Quem abriu o marcador, porém, foi um volante central aguerrido chamado Raúl Leguizamón. O primeiro tempo ia acabando no 0-0. Leguizamón substituíra o grande Juan Carlos Corazzo (avô materno de Diego Forlán) e inaugurou o placar aos 41 minutos, de cabeça. A balança logo foi retorcida: aos 43, Erico, também de cabeça, ampliou.

“Na etapa complementar, tudo se via colorado. O Racing foi empalidecendo como uma dessas más fotografias que os anos apagam” foi a descrição da revista El Gráfico na época. Os rojos não exatamente metralharam do início ao fim, mas foram felizes em pontuais blitzkrieg. Dois novos gols vieram aos 13 e aos 15 minutos: primeiramente com o ponta-esquerda Juan José Zorrilla, também de cabeça (“como mestre, quase ao nível do chão”, descreveu a El Gráfico), e depois com De la Mata.

“O que ia fazer o Racing se não tinha nada? Começou o êxodo dos torcedores visitantes. Chegava a meia hora, Salomón sentiu os efeitos do calor e se foi do campo. Como os restantes fazia tempo que se haviam ‘ido’, o Independiente ficou só”. Os gols que fecharam o massacre vieram aos 40 (novamente Zorrilla), 42 (novamente De la Mata) e 44 (novamente Erico).

Apesar da goleada, o Independiente não conseguiria o tri. Ficou em segundo a oito pontos do Boca, em tempos onde a vitória valia dois e não três pontos. Foi um campeonato atípico: o rebaixado foi o Vélez, que desde que retornou à elite não mais caiu e é quem há mais tempo está seguidamente na primeira divisão além do “incaível” Boca – as más línguas dizem que o Independiente deixou o Atlanta ganhar-lhe na última rodada para se vingar do Vélez, que atrapalhara as pretensões de título dos Rojos ao lhes vencer por 5-4. O Atlanta era o concorrente velezano contra o rebaixamento e as suspeitas ganharam força quando passou pouco tempo depois seu melhor jogador ao Independiente, José Battagliero.
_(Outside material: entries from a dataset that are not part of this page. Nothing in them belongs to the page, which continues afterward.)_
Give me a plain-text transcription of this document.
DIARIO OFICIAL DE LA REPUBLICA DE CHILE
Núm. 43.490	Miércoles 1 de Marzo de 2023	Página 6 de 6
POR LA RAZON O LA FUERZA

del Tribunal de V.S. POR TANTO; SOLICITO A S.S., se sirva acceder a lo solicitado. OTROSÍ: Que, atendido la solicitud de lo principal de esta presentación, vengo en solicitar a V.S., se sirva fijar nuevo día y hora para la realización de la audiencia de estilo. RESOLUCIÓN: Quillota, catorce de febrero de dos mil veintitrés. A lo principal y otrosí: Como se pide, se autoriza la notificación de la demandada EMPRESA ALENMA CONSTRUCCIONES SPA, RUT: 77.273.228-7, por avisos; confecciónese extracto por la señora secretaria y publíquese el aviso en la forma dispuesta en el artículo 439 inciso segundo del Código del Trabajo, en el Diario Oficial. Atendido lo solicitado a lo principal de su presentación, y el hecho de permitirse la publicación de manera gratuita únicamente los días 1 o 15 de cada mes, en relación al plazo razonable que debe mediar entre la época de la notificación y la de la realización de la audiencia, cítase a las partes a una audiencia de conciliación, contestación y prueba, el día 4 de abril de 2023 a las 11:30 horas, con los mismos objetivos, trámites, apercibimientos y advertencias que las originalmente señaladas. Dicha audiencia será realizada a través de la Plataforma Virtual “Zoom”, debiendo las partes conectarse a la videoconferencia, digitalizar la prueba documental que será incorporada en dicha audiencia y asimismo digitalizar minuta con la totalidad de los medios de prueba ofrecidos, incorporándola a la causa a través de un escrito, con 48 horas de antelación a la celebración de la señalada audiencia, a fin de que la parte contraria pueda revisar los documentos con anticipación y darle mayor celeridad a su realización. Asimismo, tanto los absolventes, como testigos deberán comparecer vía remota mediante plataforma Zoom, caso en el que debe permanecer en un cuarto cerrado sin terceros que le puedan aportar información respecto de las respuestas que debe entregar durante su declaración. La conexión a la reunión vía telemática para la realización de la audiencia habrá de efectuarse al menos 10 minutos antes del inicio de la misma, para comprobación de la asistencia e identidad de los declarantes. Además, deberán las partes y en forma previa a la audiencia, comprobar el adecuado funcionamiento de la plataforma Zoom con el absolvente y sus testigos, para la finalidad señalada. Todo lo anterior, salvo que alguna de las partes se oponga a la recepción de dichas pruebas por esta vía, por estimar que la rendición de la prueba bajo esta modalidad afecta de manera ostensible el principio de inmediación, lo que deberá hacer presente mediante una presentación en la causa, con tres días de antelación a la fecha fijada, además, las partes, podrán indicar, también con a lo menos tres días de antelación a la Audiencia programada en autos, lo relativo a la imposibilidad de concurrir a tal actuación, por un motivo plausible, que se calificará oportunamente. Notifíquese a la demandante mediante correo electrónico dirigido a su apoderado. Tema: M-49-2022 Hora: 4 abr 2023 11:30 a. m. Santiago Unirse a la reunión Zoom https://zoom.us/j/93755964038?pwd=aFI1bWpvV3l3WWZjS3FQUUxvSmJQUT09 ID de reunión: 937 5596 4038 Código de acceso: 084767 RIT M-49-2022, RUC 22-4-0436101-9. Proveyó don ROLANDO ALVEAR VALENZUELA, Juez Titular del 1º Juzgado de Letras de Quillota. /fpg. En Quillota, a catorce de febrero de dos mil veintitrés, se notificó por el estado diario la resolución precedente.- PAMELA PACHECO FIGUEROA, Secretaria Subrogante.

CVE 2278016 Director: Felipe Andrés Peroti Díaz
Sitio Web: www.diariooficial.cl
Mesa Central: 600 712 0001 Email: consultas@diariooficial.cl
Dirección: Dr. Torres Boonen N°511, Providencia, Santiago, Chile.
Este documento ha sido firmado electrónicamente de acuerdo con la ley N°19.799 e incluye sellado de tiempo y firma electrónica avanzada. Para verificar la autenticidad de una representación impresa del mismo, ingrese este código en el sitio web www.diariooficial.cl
Além do rebaixamento do Vélez, foi um torneio repleto de outras goleadas: Boca 8-2 Gimnasia (na rodada seguinte à derrota auriazul de 7-1 para aquele Independiente!), Gimnasia 7-1 Tigre, Banfield 7-3 Atlanta, Tigre 7-2 Rosario Central, Huracán 6-0 Estudiantes, Chacarita 6-1 Atlanta, Newell’s 6-1 Lanús. Outras partidas cheias de gols foram a favor do Racing: 6-5 no Lanús e 6-3 (com quatro gols de Benítez Cáceres) no River. O que não impediu que os dirigentes racinguistas, diferentemente dos brasileiros, multassem os jogadores que apanharam de sete.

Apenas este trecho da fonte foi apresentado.